On July 21, 2021, PERC policy director Hannah Downey presented public comment before the Bureau of Land Management in support of the American Prairie Reserve’s request to graze bison instead of cattle on their federal grazing allotment.
Transcript of statement:
Hello—my name is Hannah Downey, and I’m the policy director at the Property and Environment Research Center. PERC is a conservation research institute dedicated to improving environmental quality through property rights and markets based in Bozeman. Thank you for the opportunity to share a comment in support of the American Prairie Reserve Bison Change of Use Environmental Assessment and the finding of no significant impact.

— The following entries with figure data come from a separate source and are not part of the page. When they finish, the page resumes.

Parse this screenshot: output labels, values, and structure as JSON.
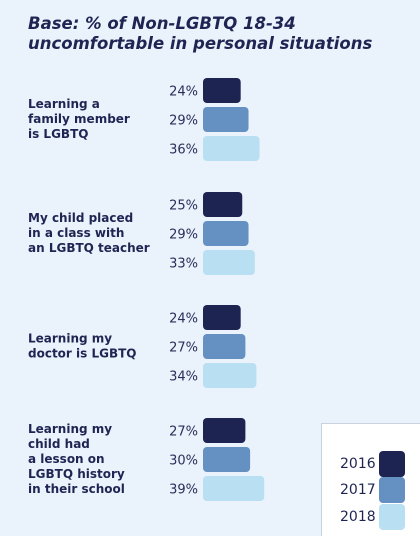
{
  "title_line1": "Base: % of Non-LGBTQ 18-34",
  "title_line2": "uncomfortable in personal situations",
  "chart_data": {
    "type": "bar",
    "orientation": "horizontal",
    "categories": [
      [
        "Learning a",
        "family member",
        "is LGBTQ"
      ],
      [
        "My child placed",
        "in a class with",
        "an LGBTQ teacher"
      ],
      [
        "Learning my",
        "doctor is LGBTQ"
      ],
      [
        "Learning my",
        "child had",
        "a lesson on",
        "LGBTQ history",
        "in their school"
      ]
    ],
    "series": [
      {
        "name": "2016",
        "color": "#1e2452",
        "values": [
          24,
          25,
          24,
          27
        ]
      },
      {
        "name": "2017",
        "color": "#6491c2",
        "values": [
          29,
          29,
          27,
          30
        ]
      },
      {
        "name": "2018",
        "color": "#b9dff2",
        "values": [
          36,
          33,
          34,
          39
        ]
      }
    ],
    "value_suffix": "%",
    "legend_position": "bottom-right"
  }
}
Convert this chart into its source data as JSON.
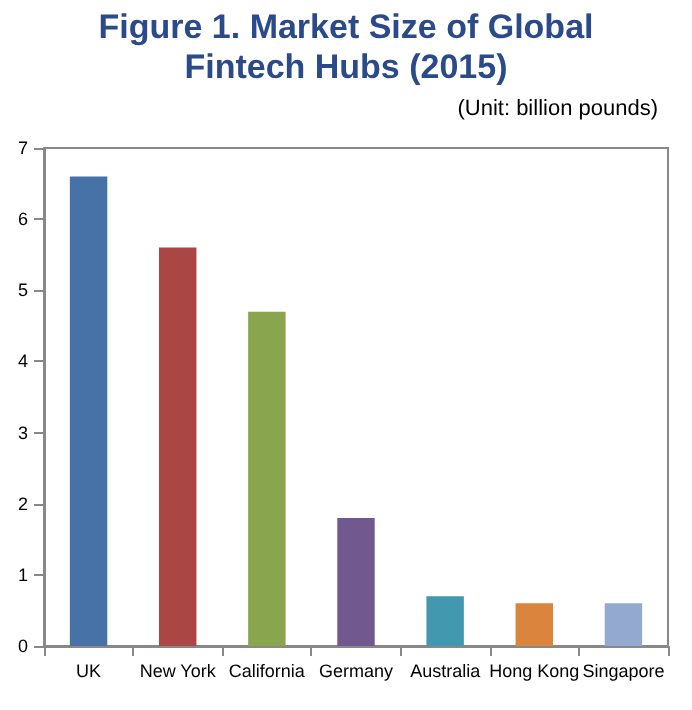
{
  "chart_data": {
    "type": "bar",
    "title": "Figure 1. Market Size of Global Fintech Hubs (2015)",
    "subtitle": "(Unit: billion pounds)",
    "categories": [
      "UK",
      "New York",
      "California",
      "Germany",
      "Australia",
      "Hong Kong",
      "Singapore"
    ],
    "values": [
      6.6,
      5.6,
      4.7,
      1.8,
      0.7,
      0.6,
      0.6
    ],
    "colors": [
      "#4672a8",
      "#aa4644",
      "#89a54e",
      "#71588f",
      "#4198af",
      "#db843d",
      "#93a9cf"
    ],
    "ylim": [
      0,
      7
    ],
    "yticks": [
      0,
      1,
      2,
      3,
      4,
      5,
      6,
      7
    ]
  }
}
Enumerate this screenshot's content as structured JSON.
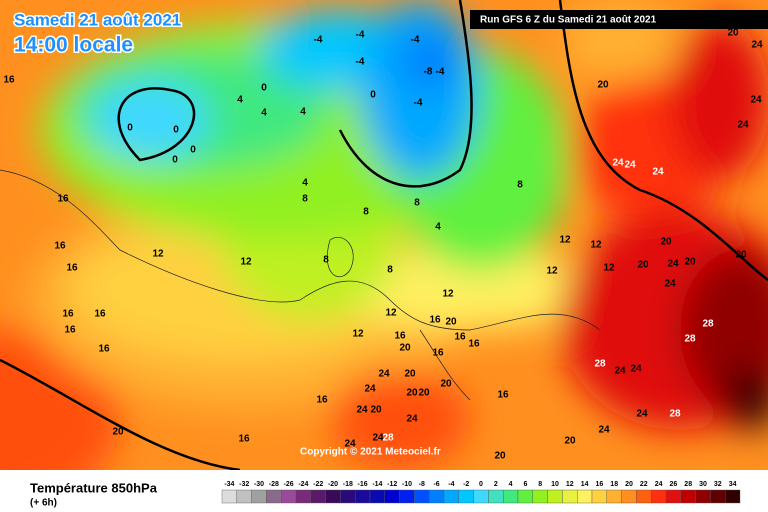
{
  "header": {
    "title": "Samedi 21 août 2021",
    "subtitle": "14:00 locale",
    "run": "Run GFS 6 Z du Samedi 21 août 2021"
  },
  "copyright": "Copyright © 2021 Meteociel.fr",
  "footer": {
    "title": "Température 850hPa",
    "step": "(+ 6h)"
  },
  "legend": {
    "items": [
      {
        "value": -34,
        "color": "#dcdcdc"
      },
      {
        "value": -32,
        "color": "#c0c0c0"
      },
      {
        "value": -30,
        "color": "#a0a0a0"
      },
      {
        "value": -28,
        "color": "#8a6a8a"
      },
      {
        "value": -26,
        "color": "#9a4a9a"
      },
      {
        "value": -24,
        "color": "#7a2a7a"
      },
      {
        "value": -22,
        "color": "#5a1a6a"
      },
      {
        "value": -20,
        "color": "#3a0a5a"
      },
      {
        "value": -18,
        "color": "#2a0a7a"
      },
      {
        "value": -16,
        "color": "#1a0a9a"
      },
      {
        "value": -14,
        "color": "#0a0ab0"
      },
      {
        "value": -12,
        "color": "#0000d0"
      },
      {
        "value": -10,
        "color": "#0020f0"
      },
      {
        "value": -8,
        "color": "#0050ff"
      },
      {
        "value": -6,
        "color": "#0080ff"
      },
      {
        "value": -4,
        "color": "#00a8ff"
      },
      {
        "value": -2,
        "color": "#00c8ff"
      },
      {
        "value": 0,
        "color": "#40d8ff"
      },
      {
        "value": 2,
        "color": "#40e0c0"
      },
      {
        "value": 4,
        "color": "#40e880"
      },
      {
        "value": 6,
        "color": "#60f040"
      },
      {
        "value": 8,
        "color": "#90f020"
      },
      {
        "value": 10,
        "color": "#c0f020"
      },
      {
        "value": 12,
        "color": "#e8f040"
      },
      {
        "value": 14,
        "color": "#fff060"
      },
      {
        "value": 16,
        "color": "#ffd040"
      },
      {
        "value": 18,
        "color": "#ffb030"
      },
      {
        "value": 20,
        "color": "#ff9020"
      },
      {
        "value": 22,
        "color": "#ff6010"
      },
      {
        "value": 24,
        "color": "#ff3010"
      },
      {
        "value": 26,
        "color": "#e01010"
      },
      {
        "value": 28,
        "color": "#c00000"
      },
      {
        "value": 30,
        "color": "#900000"
      },
      {
        "value": 32,
        "color": "#600000"
      },
      {
        "value": 34,
        "color": "#300000"
      }
    ]
  },
  "map": {
    "contour_labels": [
      16,
      16,
      16,
      16,
      16,
      16,
      16,
      16,
      12,
      12,
      16,
      16,
      20,
      0,
      0,
      0,
      0,
      0,
      0,
      4,
      4,
      4,
      -4,
      -4,
      -4,
      -4,
      -8,
      -4,
      -4,
      4,
      8,
      8,
      8,
      8,
      4,
      8,
      12,
      12,
      12,
      12,
      12,
      12,
      12,
      8,
      16,
      20,
      16,
      16,
      20,
      16,
      16,
      20,
      20,
      24,
      24,
      24,
      20,
      20,
      20,
      24,
      24,
      24,
      28,
      16,
      20,
      20,
      24,
      24,
      28,
      28,
      24,
      24,
      28,
      28,
      24,
      24,
      20,
      20,
      20,
      20,
      24,
      24,
      24,
      20,
      20,
      24,
      24,
      24
    ]
  }
}
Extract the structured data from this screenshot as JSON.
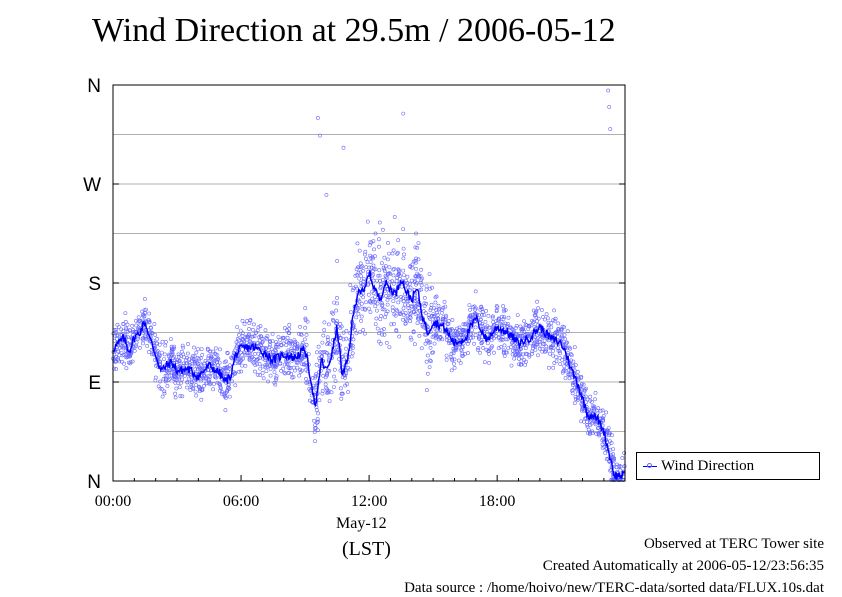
{
  "chart_data": {
    "type": "scatter",
    "title": "Wind Direction at 29.5m / 2006-05-12",
    "xlabel": "(LST)",
    "date_label": "May-12",
    "x_unit": "hour",
    "xlim": [
      0,
      23.99
    ],
    "ylim": [
      0,
      360
    ],
    "x_ticks": [
      {
        "value": 0,
        "label": "00:00"
      },
      {
        "value": 6,
        "label": "06:00"
      },
      {
        "value": 12,
        "label": "12:00"
      },
      {
        "value": 18,
        "label": "18:00"
      }
    ],
    "y_ticks": [
      {
        "value": 0,
        "label": "N"
      },
      {
        "value": 90,
        "label": "E"
      },
      {
        "value": 180,
        "label": "S"
      },
      {
        "value": 270,
        "label": "W"
      },
      {
        "value": 360,
        "label": "N"
      }
    ],
    "grid": "horizontal",
    "legend": "right-bottom, outside plot",
    "colors": {
      "line": "#0000ff",
      "points": "#6666ff"
    },
    "series": [
      {
        "name": "Wind Direction",
        "style": "line",
        "x": [
          0,
          0.25,
          0.5,
          0.75,
          1.0,
          1.25,
          1.5,
          1.75,
          2.0,
          2.25,
          2.5,
          2.75,
          3.0,
          3.5,
          4.0,
          4.5,
          5.0,
          5.25,
          5.5,
          5.75,
          6.0,
          6.5,
          7.0,
          7.5,
          8.0,
          8.5,
          9.0,
          9.25,
          9.5,
          9.75,
          10.0,
          10.25,
          10.5,
          10.75,
          11.0,
          11.25,
          11.5,
          11.75,
          12.0,
          12.25,
          12.5,
          12.75,
          13.0,
          13.25,
          13.5,
          13.75,
          14.0,
          14.25,
          14.5,
          14.75,
          15.0,
          15.5,
          16.0,
          16.5,
          17.0,
          17.5,
          18.0,
          18.5,
          19.0,
          19.5,
          20.0,
          20.5,
          21.0,
          21.25,
          21.5,
          21.75,
          22.0,
          22.25,
          22.5,
          22.75,
          23.0,
          23.25,
          23.5,
          23.75
        ],
        "y": [
          120,
          125,
          130,
          118,
          130,
          135,
          145,
          128,
          115,
          100,
          105,
          108,
          100,
          102,
          95,
          105,
          98,
          90,
          95,
          115,
          120,
          122,
          118,
          110,
          115,
          112,
          120,
          95,
          65,
          110,
          100,
          115,
          140,
          95,
          110,
          150,
          175,
          170,
          190,
          175,
          165,
          180,
          175,
          170,
          185,
          172,
          165,
          175,
          150,
          135,
          145,
          140,
          125,
          130,
          148,
          128,
          140,
          135,
          125,
          130,
          140,
          130,
          125,
          115,
          100,
          90,
          75,
          60,
          60,
          55,
          45,
          25,
          5,
          5
        ]
      },
      {
        "name": "",
        "style": "points",
        "x": [
          9.6,
          9.7,
          10.8,
          13.6,
          23.2,
          23.25,
          23.3,
          12.3,
          12.5,
          13.2,
          14.2,
          10.0,
          10.5
        ],
        "y": [
          330,
          314,
          303,
          334,
          355,
          340,
          320,
          225,
          235,
          240,
          225,
          260,
          200
        ]
      }
    ]
  },
  "footer": {
    "line1": "Observed at TERC Tower site",
    "line2": "Created Automatically at 2006-05-12/23:56:35",
    "line3": "Data source : /home/hoivo/new/TERC-data/sorted  data/FLUX.10s.dat"
  }
}
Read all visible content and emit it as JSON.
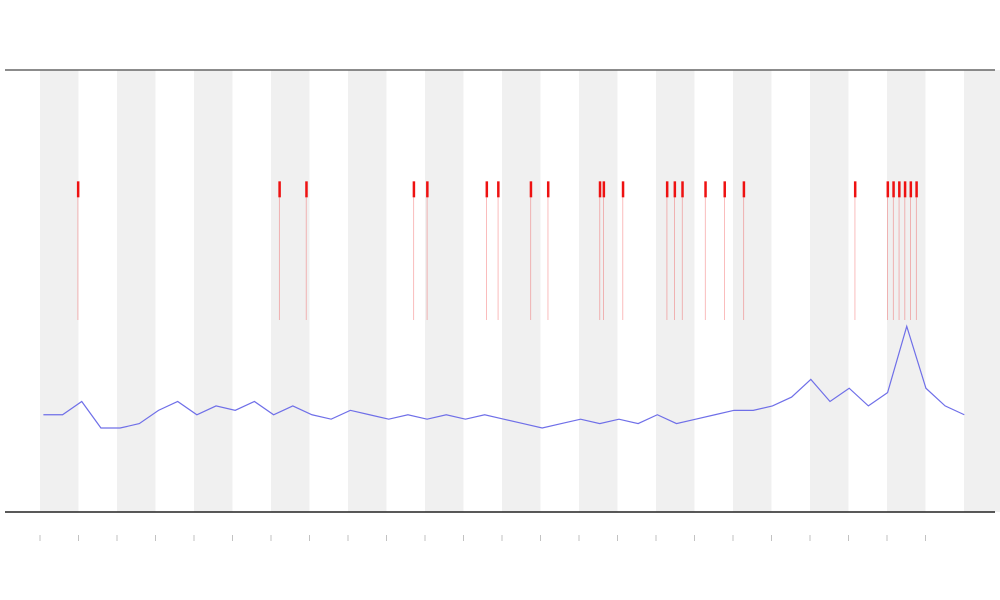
{
  "chart_data": {
    "type": "line",
    "x": [
      2,
      3,
      4,
      5,
      6,
      7,
      8,
      9,
      10,
      11,
      12,
      13,
      14,
      15,
      16,
      17,
      18,
      19,
      20,
      21,
      22,
      23,
      24,
      25,
      26,
      27,
      28,
      29,
      30,
      31,
      32,
      33,
      34,
      35,
      36,
      37,
      38,
      39,
      40,
      41,
      42,
      43,
      44,
      45,
      46,
      47,
      48,
      49,
      50
    ],
    "series": [
      {
        "color": "#6f6fe8",
        "values": [
          22,
          22,
          25,
          19,
          19,
          20,
          23,
          25,
          22,
          24,
          23,
          25,
          22,
          24,
          22,
          21,
          23,
          22,
          21,
          22,
          21,
          22,
          21,
          22,
          21,
          20,
          19,
          20,
          21,
          20,
          21,
          20,
          22,
          20,
          21,
          22,
          23,
          23,
          24,
          26,
          30,
          25,
          28,
          24,
          27,
          42,
          28,
          24,
          22
        ]
      }
    ],
    "events": {
      "color": "#ee1111",
      "level": 73,
      "x": [
        3.8,
        14.3,
        15.7,
        21.3,
        22,
        25.1,
        25.7,
        27.4,
        28.3,
        31,
        31.2,
        32.2,
        34.5,
        34.9,
        35.3,
        36.5,
        37.5,
        38.5,
        44.3,
        46.0,
        46.3,
        46.6,
        46.9,
        47.2,
        47.5
      ]
    },
    "xlim": [
      0,
      51.6
    ],
    "ylim": [
      0,
      100
    ]
  }
}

Contrary to the lobbying and litigation model that can make conservation a source of conflict, APR seeks to establish a large nature reserve by purchasing private lands from willing sellers, operating grazing leases on neighboring public lands, and incentivizing neighbors to adopt wildlife-friendly practices. As PERC’s research has shown, federal grazing regulations too often exacerbate conflict and APR’s alternative market- and property-rights based approach can promote better conservation outcomes. For these reasons, we support Alternative B to allow APR to convert their public grazing permits from cattle to bison.
The draft EA acknowledges that APR’s plan would likely improve the health of federal lands and the wildlife that rely on it. Plans to remove or upgrade fencing will reduce habitat fragmentation, facilitate big game migration, and improve Greater-Sage Grouse habitat. Additionally, the BLM has concluded the proposed action will help the agency meet and exceed standards for rangeland health and improve the overall health of riparian areas due to the unique grazing patterns of bison.
As the EA also explains, APR’s request to convert some of its public grazing allotments from season cattle to year-round bison grazing will not harm the public’s interest in these lands. Here, an organization seeks to use its property rights and associated grazing privileges to pursue conservation. So while APR’s goals may differ from other grazers, the BLM’s consideration should be the same: are the landowner’s plans consistent with the health and improvement of public land? In this case, the answer is clearly yes. And this approach is nothing new—the BLM has approved bison grazing on at least 39 allotments in the West, including authorizing year-round bison grazing on two allotments leased by APR. To deny the change of use request would attack the public grazing rights of everyone by undermining flexibility for all permit holders.
Montana’s ranchers and agricultural producers are important conservationists, and I appreciate their concerns over the future of their industry. People can disagree with the goals of APR, but there is no reason for believers in individual liberty, property rights, and free markets to abandon those values when a conversation group’s rights are at stake. Allowing APR to graze privately-owned bison on its federal allotments respects APR’s rights and, ultimately, honors all landowners’ rights to exercise their grazing privileges while promoting the health of federal lands.